Cantou-lhe em voz alta e compassada,
uma canção de amor... Mas sem destino:
(porém ele nada dizia e tudo entendia)
- Desperta JURUPIRANGA !
Vem me ver que hoje acordei suada.
Benzo
com o sumo de minha rosa aberta, enamorada,
as manhãs de delírio, completamente cansada
Vem, que te sonhei a noite toda:
Puro, te revelando nas águas do Orenoco,
Sorrateiro, espreitando o massacre de Potosi
Vem, que te sonhei na noite pela PAZ
E teus dedos velozes, a guarânia, tocavam
as vitórias felizes do Império Inca.
Teu rosto estranhava a luz que me envolvia,
porque - recuperado - todo o estanho eu trazia.

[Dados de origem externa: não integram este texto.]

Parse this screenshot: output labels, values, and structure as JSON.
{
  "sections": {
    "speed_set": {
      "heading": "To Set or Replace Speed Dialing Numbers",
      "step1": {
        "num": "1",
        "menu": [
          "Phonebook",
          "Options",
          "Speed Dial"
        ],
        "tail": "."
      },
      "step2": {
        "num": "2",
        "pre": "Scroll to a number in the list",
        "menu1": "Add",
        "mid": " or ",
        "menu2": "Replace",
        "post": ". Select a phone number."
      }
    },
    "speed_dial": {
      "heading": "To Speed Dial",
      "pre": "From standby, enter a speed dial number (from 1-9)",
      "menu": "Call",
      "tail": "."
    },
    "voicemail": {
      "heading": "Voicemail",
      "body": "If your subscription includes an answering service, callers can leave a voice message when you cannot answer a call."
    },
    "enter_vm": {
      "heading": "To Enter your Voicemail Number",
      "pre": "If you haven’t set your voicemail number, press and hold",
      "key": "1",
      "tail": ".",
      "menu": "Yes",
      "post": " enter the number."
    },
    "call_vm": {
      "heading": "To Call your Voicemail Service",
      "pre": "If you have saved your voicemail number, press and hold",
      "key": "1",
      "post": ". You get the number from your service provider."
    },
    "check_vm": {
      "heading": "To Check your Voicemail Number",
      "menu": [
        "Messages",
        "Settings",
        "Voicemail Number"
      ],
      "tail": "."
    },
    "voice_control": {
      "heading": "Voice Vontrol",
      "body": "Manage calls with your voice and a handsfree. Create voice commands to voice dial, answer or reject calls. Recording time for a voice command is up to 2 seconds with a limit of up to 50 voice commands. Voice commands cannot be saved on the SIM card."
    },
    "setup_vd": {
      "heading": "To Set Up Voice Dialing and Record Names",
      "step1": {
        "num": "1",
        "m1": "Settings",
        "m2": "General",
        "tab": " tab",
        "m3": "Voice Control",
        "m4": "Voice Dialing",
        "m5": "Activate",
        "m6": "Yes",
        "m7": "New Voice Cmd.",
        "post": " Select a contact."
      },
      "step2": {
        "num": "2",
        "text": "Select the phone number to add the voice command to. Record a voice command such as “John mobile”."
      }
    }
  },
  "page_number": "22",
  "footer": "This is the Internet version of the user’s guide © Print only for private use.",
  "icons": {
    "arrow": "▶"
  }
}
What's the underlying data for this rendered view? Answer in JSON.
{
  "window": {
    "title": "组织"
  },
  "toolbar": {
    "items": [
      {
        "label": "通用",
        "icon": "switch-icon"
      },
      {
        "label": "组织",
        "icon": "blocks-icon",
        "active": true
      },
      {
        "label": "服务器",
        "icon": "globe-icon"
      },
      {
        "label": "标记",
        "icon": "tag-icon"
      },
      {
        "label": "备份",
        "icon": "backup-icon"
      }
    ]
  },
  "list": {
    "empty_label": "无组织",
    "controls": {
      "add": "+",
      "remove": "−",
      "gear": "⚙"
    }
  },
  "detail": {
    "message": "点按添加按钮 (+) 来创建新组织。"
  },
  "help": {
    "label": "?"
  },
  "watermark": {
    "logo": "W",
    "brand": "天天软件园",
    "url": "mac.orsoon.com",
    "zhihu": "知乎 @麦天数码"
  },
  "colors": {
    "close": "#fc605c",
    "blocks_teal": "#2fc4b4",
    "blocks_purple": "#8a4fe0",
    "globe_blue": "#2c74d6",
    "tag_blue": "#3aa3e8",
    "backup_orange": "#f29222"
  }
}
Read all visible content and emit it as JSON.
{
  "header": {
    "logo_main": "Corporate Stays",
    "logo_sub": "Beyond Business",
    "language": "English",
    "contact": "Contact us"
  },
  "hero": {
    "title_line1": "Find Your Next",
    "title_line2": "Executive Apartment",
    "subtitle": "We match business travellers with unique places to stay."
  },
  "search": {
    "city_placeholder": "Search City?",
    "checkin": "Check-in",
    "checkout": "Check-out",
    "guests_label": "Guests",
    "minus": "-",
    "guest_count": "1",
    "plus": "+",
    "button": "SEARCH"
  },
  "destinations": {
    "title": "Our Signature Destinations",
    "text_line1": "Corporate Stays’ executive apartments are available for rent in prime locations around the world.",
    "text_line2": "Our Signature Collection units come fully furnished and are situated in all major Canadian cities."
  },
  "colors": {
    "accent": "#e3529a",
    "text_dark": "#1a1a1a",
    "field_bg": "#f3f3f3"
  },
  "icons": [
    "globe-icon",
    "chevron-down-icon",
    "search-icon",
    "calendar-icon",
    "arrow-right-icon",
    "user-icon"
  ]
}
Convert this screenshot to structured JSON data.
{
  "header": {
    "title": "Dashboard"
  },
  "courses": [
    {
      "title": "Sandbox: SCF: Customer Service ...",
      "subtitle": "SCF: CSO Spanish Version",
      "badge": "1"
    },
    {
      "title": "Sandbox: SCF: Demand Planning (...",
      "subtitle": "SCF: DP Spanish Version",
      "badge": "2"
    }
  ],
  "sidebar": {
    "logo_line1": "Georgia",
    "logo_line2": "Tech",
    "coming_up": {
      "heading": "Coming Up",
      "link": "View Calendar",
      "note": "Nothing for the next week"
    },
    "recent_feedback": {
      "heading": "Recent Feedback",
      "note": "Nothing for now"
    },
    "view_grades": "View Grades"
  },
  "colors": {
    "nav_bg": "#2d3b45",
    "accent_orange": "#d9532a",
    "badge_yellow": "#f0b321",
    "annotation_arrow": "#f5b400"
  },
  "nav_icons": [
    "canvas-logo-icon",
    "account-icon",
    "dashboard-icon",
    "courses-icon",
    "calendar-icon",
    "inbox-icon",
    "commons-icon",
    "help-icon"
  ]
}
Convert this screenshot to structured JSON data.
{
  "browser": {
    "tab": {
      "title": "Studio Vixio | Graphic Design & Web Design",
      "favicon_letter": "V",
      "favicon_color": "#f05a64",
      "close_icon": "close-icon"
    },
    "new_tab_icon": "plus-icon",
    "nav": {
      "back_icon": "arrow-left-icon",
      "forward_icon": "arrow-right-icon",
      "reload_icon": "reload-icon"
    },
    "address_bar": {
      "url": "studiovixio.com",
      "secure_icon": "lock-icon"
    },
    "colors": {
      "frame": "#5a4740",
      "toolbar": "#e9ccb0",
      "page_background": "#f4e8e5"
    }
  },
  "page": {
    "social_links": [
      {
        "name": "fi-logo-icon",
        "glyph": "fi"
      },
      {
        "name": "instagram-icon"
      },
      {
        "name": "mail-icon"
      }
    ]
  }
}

Vem, que vou me pintar com urucum
Vou me encher de mil colares
pra te esperar pro ritual
Tenso
está meu corpo ofegante e
penso
no teu cheiro de homem,
no teu corpo de homem,
que me assanha e me esquenta.
Me senta a teu lado,
me toca c’oas mãos
poéticas, tão grandes e musicais
Me espera na hermosa Ponta Porã
E faz tua amante se sentir cunhã
Me roça
Me faz a palhoça
pra eu morar.
Me afoga em teus beijos,
teus quentes desejos
pra que eu veja
um pituã pra nos cantar
Me traz os teus cânticos
Me grita aos ouvidos
compõe a cantiga
que me faz tua AMIGA...
E te deitas em meu colo
que eu toda me enrolo
em teus cabelos românticos
Me aponta teus ventos brabos
de um país roubado,
de tanto sangue derramado,
chamando um xaxado
pro gozo de amar
Que vou bebendo
com muita cadência
o fogo que expele do teu olhar
E nesse momento teus beijos ardentes
explodem contentes
queimando meus lábios,
meus tão fartos lábios
que te fazem delirar
Ah!... Me traz teus quenachos
Pra que eu te dê meus penachos
Assim... Vou-te levando aos Tabajaras
Lá, dormiremos ao som das araras
testemunhando o amor, a oiticica sagrada.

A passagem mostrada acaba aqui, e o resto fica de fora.